Meine bessere Hälfte kam auf dem Vermieterparkplatz mit den vernichtenden Argumenten „Er ist tiffany blau und hat ein beiges Verdeck“. Was folgte waren Koffer-Tetris und die Erkenntnis, dass ein LKW im Kreisverkehr sehr schnell, sehr bedrohlich und sehr groß wird, wenn der eigene Motor 0,9 Liter Hubraum hat. Seitdem war ich bislang um eine weitere Fahrt mit diesem liebenswürdigen Zwerg herumgekommen.
Im Parkhaus stand nun die dritte Ausfahrt bevor und optisch hat sich zu den ersten beiden Brüdern einiges getan. Wichtigstes Detail: Das Emblem. Beim Wagen handelt es sich um einen Abarth 595 esseesse. Abarth ist im Hause Fiat traditionell für die sportlichen Varianten zuständig, hat in der Vergangenheit bereits an diverse Modelle Hand angelegt und zeichnet sich durch einen Skorpion im Logo aus.
Zum 70. Geburtstag von Abarth trägt der Wagen einiges an Zierrat. Weiße Kontraststreifen, weiße Supersport Felgen, rote Brembo Bremssättel und eine zweiflutige Akrapovic Abgasanlage deuten eine härtere Gangart an. Vielleicht lässt sich am nächsten Kreisverkehr doch ein LKW ausbeschleunigen.
Der Griff an die Türgriffe aus Hartplastik verdeutlicht: Hier möchte jemand dem Rennsport näher sein, als dem Lustwandeln an der Algarve. Allerlei weitere Optimierungen senken das Gesamtgewicht auf 1165 Kilogramm und die Fahrwerkshöhe um einige Zentimeter.
Innen ist eigentlich alles wie immer. Die Sitzposition ist höher als man erwartet, das Lenkrad so zu verstellen, dass man mit 1,90 Meter wie auf der Kartbahn sitzt und die Instrumente schwer abzulesen sind. Zwei wichtige Details verdeutlichen, dass Abarth es mit der Sportlichkeit ernst meint.
Die Rennsitze von Sabelt mit Carbonschale hatten die Designer nicht auf dem Schirm, als sie das Chassis konzipierten. Aber sie passen in den Innenraum und bieten hervorragenden Seitenhalt.

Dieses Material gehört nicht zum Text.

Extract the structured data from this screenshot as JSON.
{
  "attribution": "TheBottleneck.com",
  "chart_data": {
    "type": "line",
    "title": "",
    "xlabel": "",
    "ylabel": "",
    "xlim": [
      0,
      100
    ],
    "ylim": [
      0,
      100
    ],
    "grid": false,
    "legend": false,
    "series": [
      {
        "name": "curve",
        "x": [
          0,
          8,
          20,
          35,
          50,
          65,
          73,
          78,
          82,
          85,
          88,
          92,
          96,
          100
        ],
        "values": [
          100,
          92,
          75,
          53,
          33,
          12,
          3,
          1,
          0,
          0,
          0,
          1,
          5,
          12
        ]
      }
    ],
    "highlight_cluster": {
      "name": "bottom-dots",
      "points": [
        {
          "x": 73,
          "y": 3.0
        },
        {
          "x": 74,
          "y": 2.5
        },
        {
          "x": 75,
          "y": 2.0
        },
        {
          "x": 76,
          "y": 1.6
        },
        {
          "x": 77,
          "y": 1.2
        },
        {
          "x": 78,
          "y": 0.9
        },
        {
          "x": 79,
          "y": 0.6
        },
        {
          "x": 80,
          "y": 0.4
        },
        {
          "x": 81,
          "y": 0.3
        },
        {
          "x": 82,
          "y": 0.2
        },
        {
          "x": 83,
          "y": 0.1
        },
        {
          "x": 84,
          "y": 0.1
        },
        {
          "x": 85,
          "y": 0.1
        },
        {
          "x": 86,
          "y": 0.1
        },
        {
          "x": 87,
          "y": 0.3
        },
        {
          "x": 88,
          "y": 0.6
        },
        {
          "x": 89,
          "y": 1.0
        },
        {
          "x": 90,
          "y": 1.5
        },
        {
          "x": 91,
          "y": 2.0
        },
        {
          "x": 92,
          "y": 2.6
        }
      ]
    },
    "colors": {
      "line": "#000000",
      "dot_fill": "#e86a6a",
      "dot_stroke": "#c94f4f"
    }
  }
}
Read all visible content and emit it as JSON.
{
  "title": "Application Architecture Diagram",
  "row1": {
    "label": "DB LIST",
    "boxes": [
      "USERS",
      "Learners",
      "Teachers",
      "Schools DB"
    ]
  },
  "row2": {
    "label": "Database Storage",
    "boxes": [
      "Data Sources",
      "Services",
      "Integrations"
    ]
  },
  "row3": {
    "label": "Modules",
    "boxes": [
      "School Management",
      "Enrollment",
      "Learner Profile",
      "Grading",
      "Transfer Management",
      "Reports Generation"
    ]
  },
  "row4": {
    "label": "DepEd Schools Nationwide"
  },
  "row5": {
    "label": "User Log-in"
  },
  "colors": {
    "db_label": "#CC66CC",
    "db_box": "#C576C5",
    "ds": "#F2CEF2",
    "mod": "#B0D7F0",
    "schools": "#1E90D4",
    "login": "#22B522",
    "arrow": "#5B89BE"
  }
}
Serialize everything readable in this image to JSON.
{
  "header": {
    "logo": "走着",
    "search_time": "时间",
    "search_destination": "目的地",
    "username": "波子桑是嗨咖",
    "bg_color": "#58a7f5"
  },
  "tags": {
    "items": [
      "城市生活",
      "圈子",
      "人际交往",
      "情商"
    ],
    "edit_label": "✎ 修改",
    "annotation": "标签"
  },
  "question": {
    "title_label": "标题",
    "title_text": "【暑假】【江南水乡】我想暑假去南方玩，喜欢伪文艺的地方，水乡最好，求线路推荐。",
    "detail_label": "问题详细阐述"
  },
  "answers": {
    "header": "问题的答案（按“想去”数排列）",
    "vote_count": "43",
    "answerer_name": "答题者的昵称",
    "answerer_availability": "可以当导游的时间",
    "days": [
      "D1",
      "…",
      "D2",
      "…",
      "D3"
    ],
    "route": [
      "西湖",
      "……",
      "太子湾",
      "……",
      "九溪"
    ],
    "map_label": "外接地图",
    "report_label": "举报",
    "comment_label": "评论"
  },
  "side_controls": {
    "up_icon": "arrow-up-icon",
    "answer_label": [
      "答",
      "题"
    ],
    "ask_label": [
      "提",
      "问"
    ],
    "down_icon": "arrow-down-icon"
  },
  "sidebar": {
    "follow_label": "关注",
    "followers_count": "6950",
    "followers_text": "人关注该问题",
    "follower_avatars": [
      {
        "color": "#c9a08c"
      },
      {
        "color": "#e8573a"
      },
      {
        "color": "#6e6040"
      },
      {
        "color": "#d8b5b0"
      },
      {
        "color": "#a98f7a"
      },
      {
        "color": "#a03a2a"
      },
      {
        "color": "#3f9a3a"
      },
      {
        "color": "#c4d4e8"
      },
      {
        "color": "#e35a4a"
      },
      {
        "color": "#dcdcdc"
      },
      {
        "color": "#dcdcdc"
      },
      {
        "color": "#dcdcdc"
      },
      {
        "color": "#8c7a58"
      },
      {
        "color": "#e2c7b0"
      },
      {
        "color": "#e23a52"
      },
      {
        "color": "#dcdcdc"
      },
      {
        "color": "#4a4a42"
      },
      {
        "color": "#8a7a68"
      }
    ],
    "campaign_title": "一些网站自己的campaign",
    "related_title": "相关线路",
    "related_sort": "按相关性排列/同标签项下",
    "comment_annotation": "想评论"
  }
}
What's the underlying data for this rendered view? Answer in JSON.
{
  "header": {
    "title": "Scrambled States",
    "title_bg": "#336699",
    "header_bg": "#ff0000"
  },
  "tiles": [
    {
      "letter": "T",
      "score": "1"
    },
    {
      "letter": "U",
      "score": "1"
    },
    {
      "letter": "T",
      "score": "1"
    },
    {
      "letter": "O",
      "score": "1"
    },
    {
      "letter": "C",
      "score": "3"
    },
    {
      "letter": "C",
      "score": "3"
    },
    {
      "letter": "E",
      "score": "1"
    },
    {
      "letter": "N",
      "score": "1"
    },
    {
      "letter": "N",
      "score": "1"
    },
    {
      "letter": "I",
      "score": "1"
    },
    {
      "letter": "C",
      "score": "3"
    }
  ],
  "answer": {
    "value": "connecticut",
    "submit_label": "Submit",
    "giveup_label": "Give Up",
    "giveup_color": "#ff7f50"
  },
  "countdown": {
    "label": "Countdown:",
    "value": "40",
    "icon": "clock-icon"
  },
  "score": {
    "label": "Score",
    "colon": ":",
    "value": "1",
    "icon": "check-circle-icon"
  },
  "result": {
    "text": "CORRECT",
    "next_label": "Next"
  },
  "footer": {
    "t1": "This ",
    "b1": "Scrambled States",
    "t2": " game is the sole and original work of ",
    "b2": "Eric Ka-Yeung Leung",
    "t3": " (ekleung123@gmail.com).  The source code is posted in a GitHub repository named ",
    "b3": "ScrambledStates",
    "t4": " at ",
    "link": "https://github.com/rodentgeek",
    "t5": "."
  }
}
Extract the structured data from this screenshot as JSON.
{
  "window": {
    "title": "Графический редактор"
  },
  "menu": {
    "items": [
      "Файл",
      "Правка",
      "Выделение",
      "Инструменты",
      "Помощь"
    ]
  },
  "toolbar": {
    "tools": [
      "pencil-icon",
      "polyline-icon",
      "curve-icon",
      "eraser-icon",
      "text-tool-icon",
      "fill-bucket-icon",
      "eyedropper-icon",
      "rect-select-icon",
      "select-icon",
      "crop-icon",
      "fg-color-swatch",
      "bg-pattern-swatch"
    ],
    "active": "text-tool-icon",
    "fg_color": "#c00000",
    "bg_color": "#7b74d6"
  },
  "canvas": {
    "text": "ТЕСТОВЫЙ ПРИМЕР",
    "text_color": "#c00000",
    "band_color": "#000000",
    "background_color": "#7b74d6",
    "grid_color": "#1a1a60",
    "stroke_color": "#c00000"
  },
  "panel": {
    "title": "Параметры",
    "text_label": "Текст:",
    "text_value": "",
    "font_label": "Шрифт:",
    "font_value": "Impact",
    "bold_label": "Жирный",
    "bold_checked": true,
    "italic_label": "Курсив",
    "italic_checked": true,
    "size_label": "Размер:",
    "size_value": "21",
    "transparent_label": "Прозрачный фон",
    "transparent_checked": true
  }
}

Hat man auf ihnen platzgenommen und das Sportlenkrad umklammert, fällt neben dem Zentraltacho eine kleine Zusatzanzeige ins Auge, die den Ladedruck des Garret Turboladers anzeigt. Letztere bietet in Zusammenarbeit mit der Akrapovic Abgasanlage und dem Sportmodus die Möglichkeit sich diebisch auf das heisere Krächzen der Abgasanlage zu freuen.
Der Abarth ist allgemein straff abgestimmt und lebt für die kurvige Landstraße. Der Sportmodus verkürzt die Gasannahme und stellt den Sportauspuff in den Modus „bei den Nachbarn unbeliebt“.
Der Vierzylinder-Benziner giert nach Drehzahlen und erreicht die 100 km/h nach 6,7 Sekunden, wobei man auf der Autobahn jenseits der 225 km/h Rückenwind braucht und sich auf deutliche Bewegungen bei Bodenwellen einstellen muss.
Bei einer Runde durch den Taunus gefiel die Bremsanlage besonders, da die Vierkolben-Brembobremsen kräftig verzögern und auch nach enthusiastischer Fahrt standhaft bleiben. Das manuelle Getriebe mit fünf Gängen lädt zur zügigen Fahrt auf engen Routen ein, lässt aber einen langen sechsten Gang für längere Fahrten vermissen.
Dies lässt sich verschmerzen, niemand wird mit diesem Wagen längere Etappen in den Urlaub fahren wollen. Der Kofferraum reicht für einen großen Einkauf, bei Ikea jedoch nur für die Dekorationsabteilung und daher auch nicht für überbordendes Urlaubsgepäck.
Der Abarth ist ein ideales Fahrzeug für das 30-Minütige Dauergrinsen auf dem Weg zur Arbeit und den kleinen, einstündigen Umweg auf der Route zurück. Die 180 PS sind sportlich verpackt und entgegen der ersten Vermutung komplett und jederzeit nutzbar. Dafür sorgen das mechanische Sperrdifferenzial und die Koni Stoßdämpfer, die den Wagen sicher auf dem Asphalt halten.
Passanten und andere Verkehrsteilnehmer werden zudem akustisch vom Sportauspuff zur Aufmerksamkeit erzogen. Der Preis beginnt bei 29.690 Euro, wobei alle genannten Ausstattungsmerkmale bereits inkludiert sind.
Der Testwagen wurde von Fiat zur Verfügung gestellt.